Der Schutz der Kolleg*innen sowie Kinder und Jugendlichen an Schulen muss oberste Priorität haben-sowohl jetzt in der Notbetreuung als auch bei einer schrittweisen Öffnung von Schulen und Kitas. Dringend bedarf es eines Programms zur Ausstattung der Bildungseinrichtungen mit Luftfiltern sowie einer nachhaltigen Teststrategie für Schule und Kita. Mittels Poolbildung und Antigen-Spucktests ließe sich diese Teststrategie unkompliziert umsetzen. Lehrer*innen und Erzieher*innen müssen in der Impfreihenfolge prioritär behandelt werden und es muss rechtzeitig angefangen werden, die Gruppen von Schüler*innen freiwillig zu impfen, die vor dem Abschluss stehen. Israel macht es gerade vor und wird alle 16- bis 18-Jährigen impfen.

Jetzt müssen Überlegungen angestellt werden, wie mit freiwilligen Wiederholungen am Ende des Schuljahres umgegangen wird. Lehrer*innen, Schüler*innen und Eltern müssen vorbereitet werden. Schulen und Schulträger müssen sich auf diese Situation entsprechend einstellen.

Eine Perspektive brauchen wir auch für alle anderen Bereiche der Bildung. Kunst- und Musikschulen sowie Bibliotheken müssen jetzt eine Perspektive erhalten und technisch in die Lage versetzt werden, Unterrichtsformen entsprechend der Infektionslage anzubieten.

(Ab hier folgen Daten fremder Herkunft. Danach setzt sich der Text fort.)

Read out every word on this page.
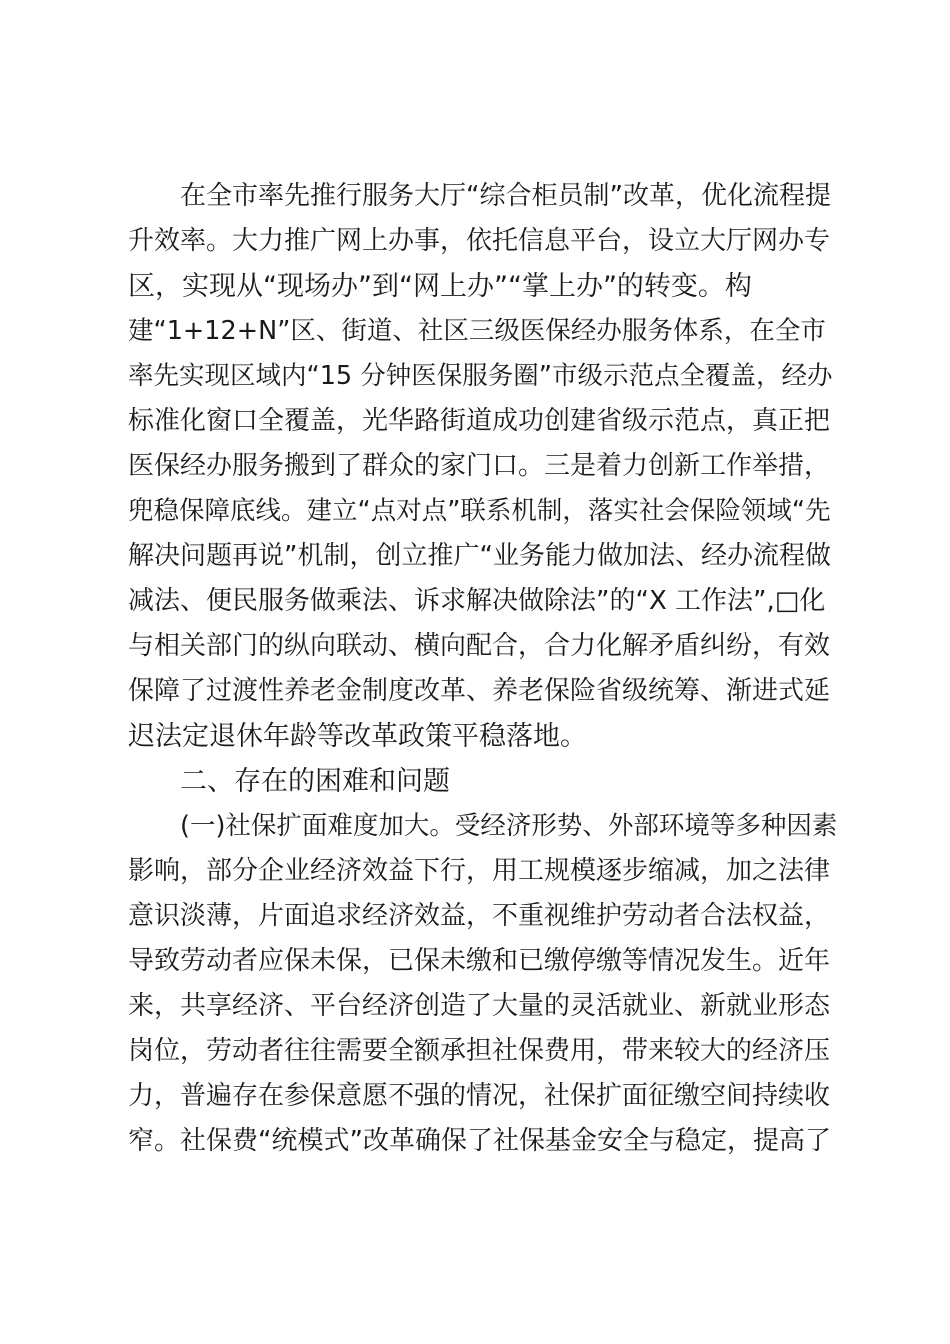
在全市率先推行服务大厅“综合柜员制”改革，优化流程提
升效率。大力推广网上办事，依托信息平台，设立大厅网办专
区，实现从“现场办”到“网上办”“掌上办”的转变。构
建“1+12+N”区、街道、社区三级医保经办服务体系，在全市
率先实现区域内“15 分钟医保服务圈”市级示范点全覆盖，经办
标准化窗口全覆盖，光华路街道成功创建省级示范点，真正把
医保经办服务搬到了群众的家门口。三是着力创新工作举措，
兜稳保障底线。建立“点对点”联系机制，落实社会保险领域“先
解决问题再说”机制，创立推广“业务能力做加法、经办流程做
减法、便民服务做乘法、诉求解决做除法”的“X 工作法”,□化
与相关部门的纵向联动、横向配合，合力化解矛盾纠纷，有效
保障了过渡性养老金制度改革、养老保险省级统筹、渐进式延
迟法定退休年龄等改革政策平稳落地。
二、存在的困难和问题
(一)社保扩面难度加大。受经济形势、外部环境等多种因素
影响，部分企业经济效益下行，用工规模逐步缩减，加之法律
意识淡薄，片面追求经济效益，不重视维护劳动者合法权益，
导致劳动者应保未保，已保未缴和已缴停缴等情况发生。近年
来，共享经济、平台经济创造了大量的灵活就业、新就业形态
岗位，劳动者往往需要全额承担社保费用，带来较大的经济压
力，普遍存在参保意愿不强的情况，社保扩面征缴空间持续收
窄。社保费“统模式”改革确保了社保基金安全与稳定，提高了
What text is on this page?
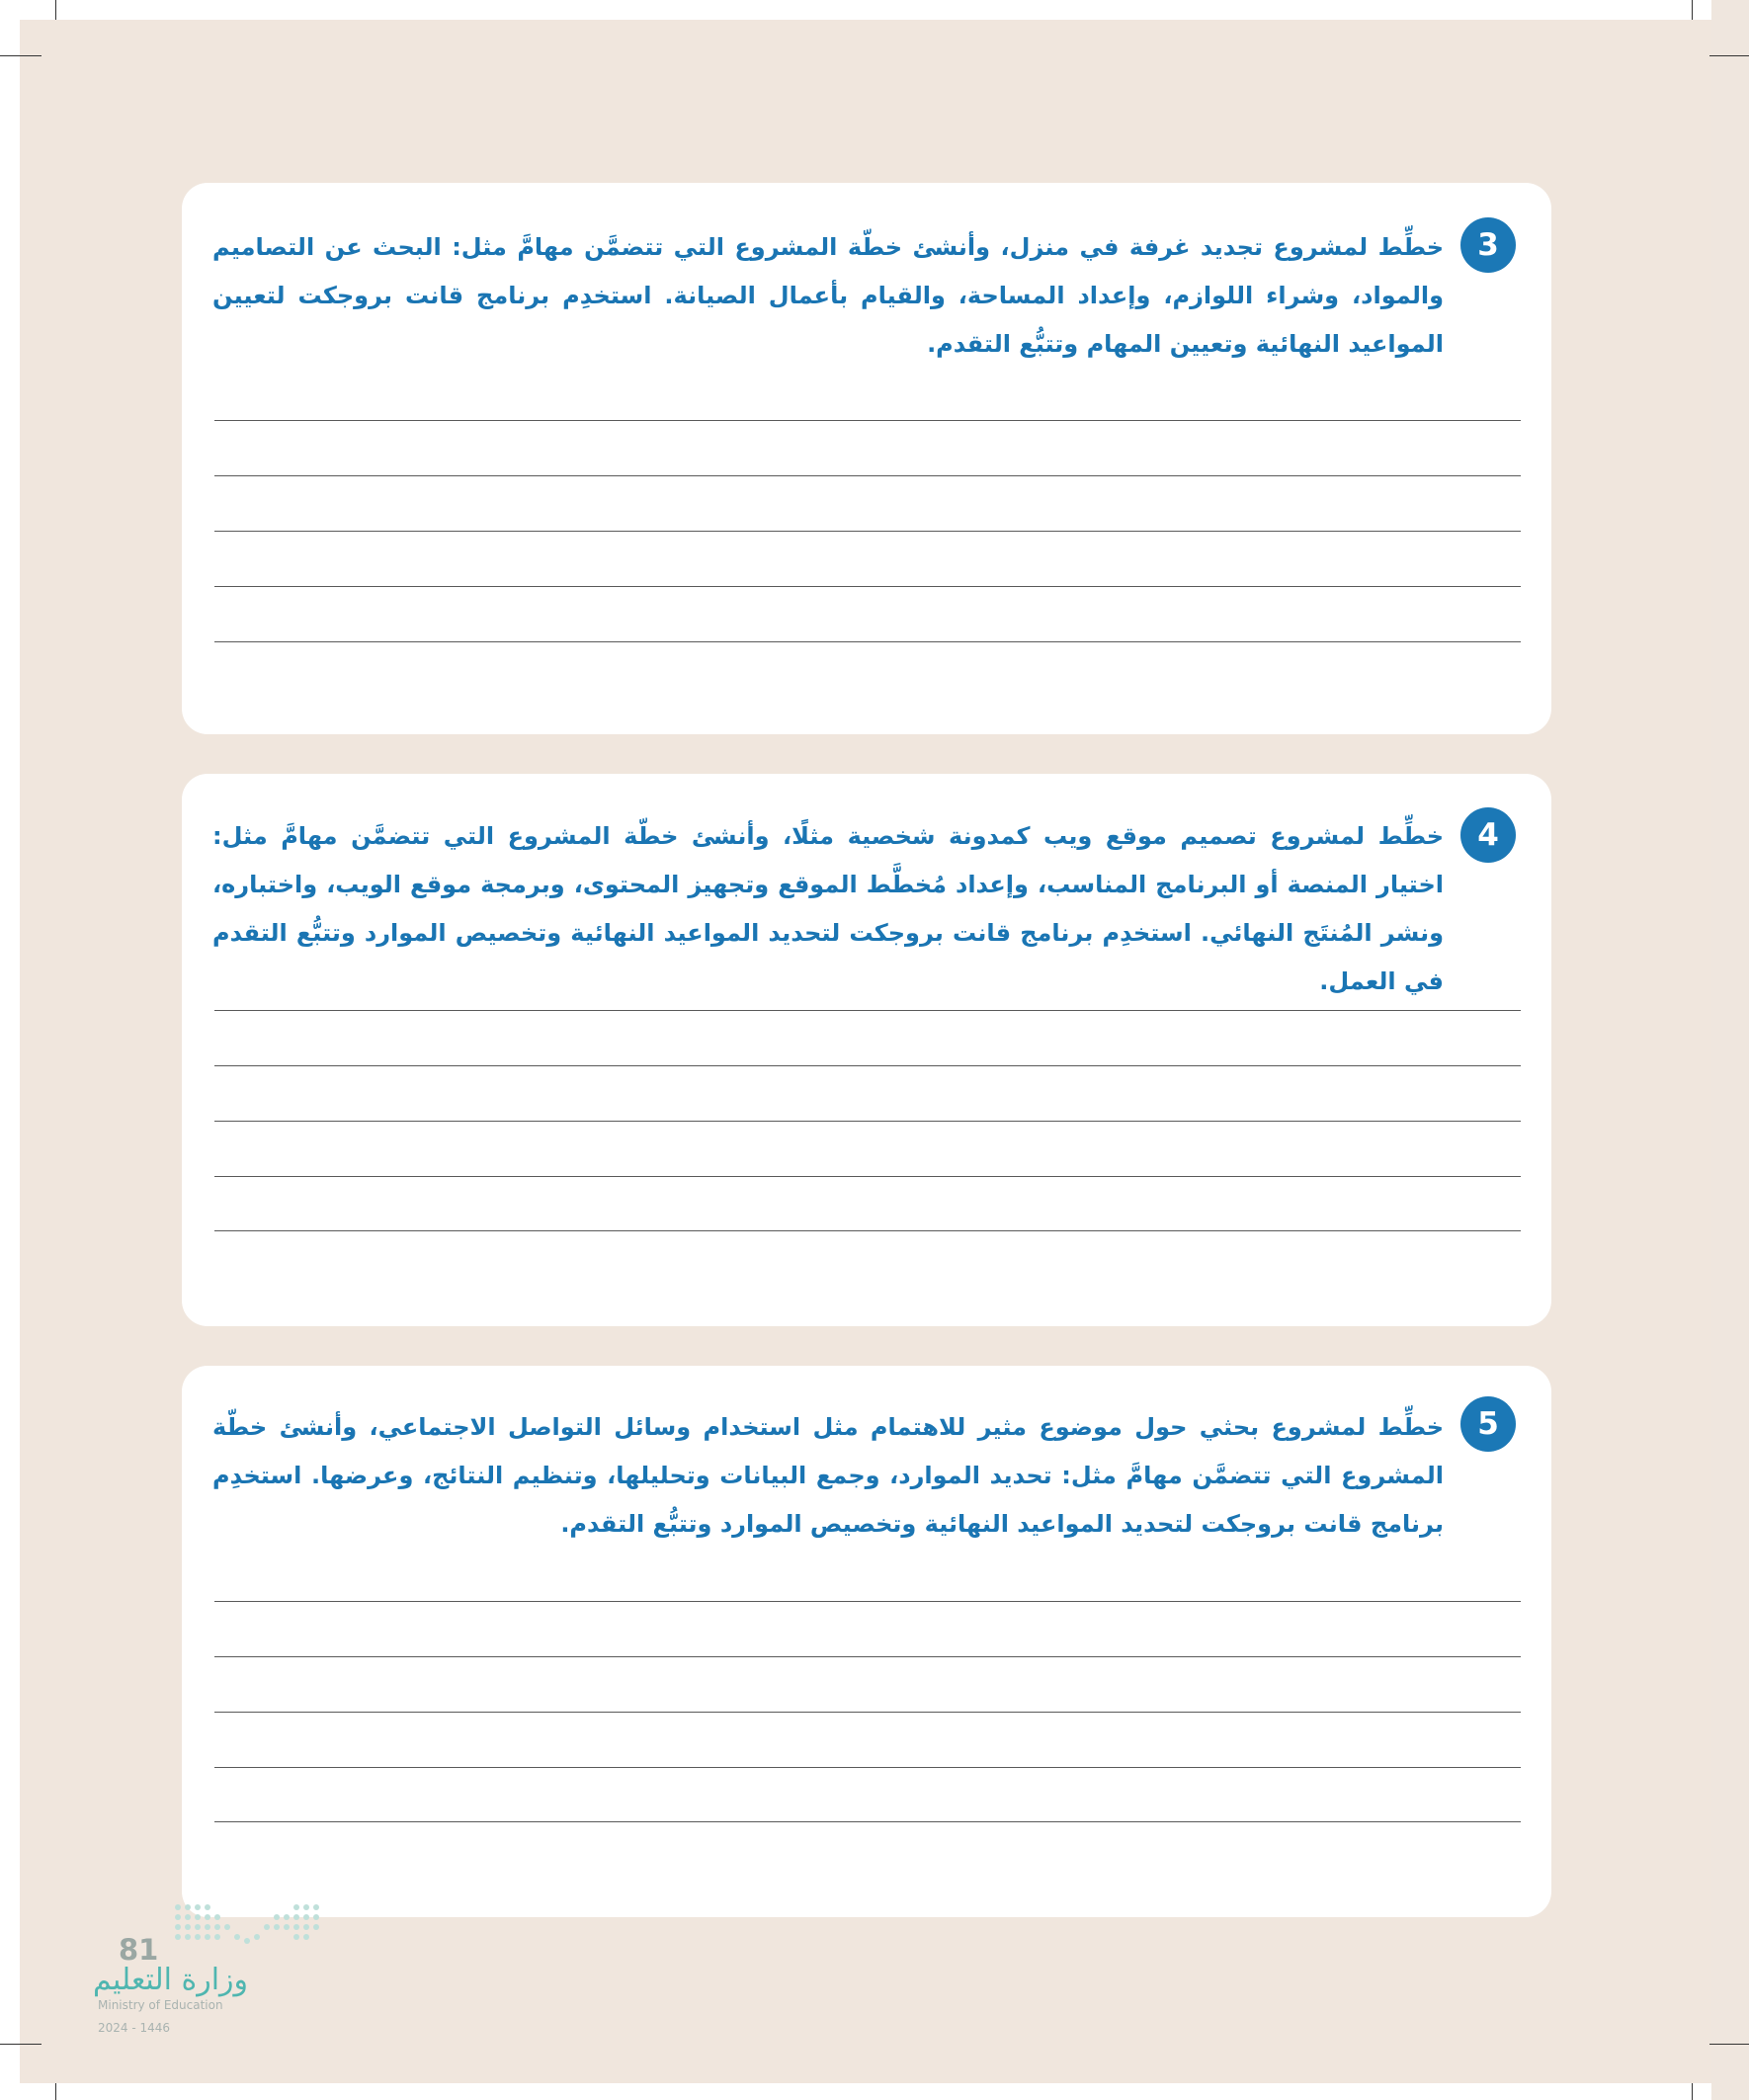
3
خطِّط لمشروع تجديد غرفة في منزل، وأنشئ خطّة المشروع التي تتضمَّن مهامَّ مثل: البحث عن التصاميم والمواد، وشراء اللوازم، وإعداد المساحة، والقيام بأعمال الصيانة. استخدِم برنامج قانت بروجكت لتعيين المواعيد النهائية وتعيين المهام وتتبُّع التقدم.
4
خطِّط لمشروع تصميم موقع ويب كمدونة شخصية مثلًا، وأنشئ خطّة المشروع التي تتضمَّن مهامَّ مثل: اختيار المنصة أو البرنامج المناسب، وإعداد مُخطَّط الموقع وتجهيز المحتوى، وبرمجة موقع الويب، واختباره، ونشر المُنتَج النهائي. استخدِم برنامج قانت بروجكت لتحديد المواعيد النهائية وتخصيص الموارد وتتبُّع التقدم في العمل.
5
خطِّط لمشروع بحثي حول موضوع مثير للاهتمام مثل استخدام وسائل التواصل الاجتماعي، وأنشئ خطّة المشروع التي تتضمَّن مهامَّ مثل: تحديد الموارد، وجمع البيانات وتحليلها، وتنظيم النتائج، وعرضها. استخدِم برنامج قانت بروجكت لتحديد المواعيد النهائية وتخصيص الموارد وتتبُّع التقدم.
81
وزارة التعليم
Ministry of Education
2024 - 1446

Ministerpräsident*innen, Bildungsminister*innen und Sozialminister*innen können jetzt zeigen, ob ihnen Bildung nach Corona auch wichtig ist. Sie können jetzt in Schulen und Kitas investieren, sie können jetzt anfangen, ausreichend Pädagog*innen auszubilden und einzustellen. Generell gilt, in allen gesellschaftlichen Bereichen aus der Pandemie zu lernen und die Erfahrungen in tragfähigen Kriseninterventionskonzepten festzuschreiben, die fortlaufend angepasst werden, denn die Lage ist dynamisch und wird auch vorerst dynamisch bleiben. Nur so kann es gelingen, eine langfristige, wirksame, solidarische Strategie zu entwickeln, die es der Gesellschaft ermöglicht, auch in Situationen wie dieser eine gewisse Normalität zu leben und dabei niemanden zurückzulassen.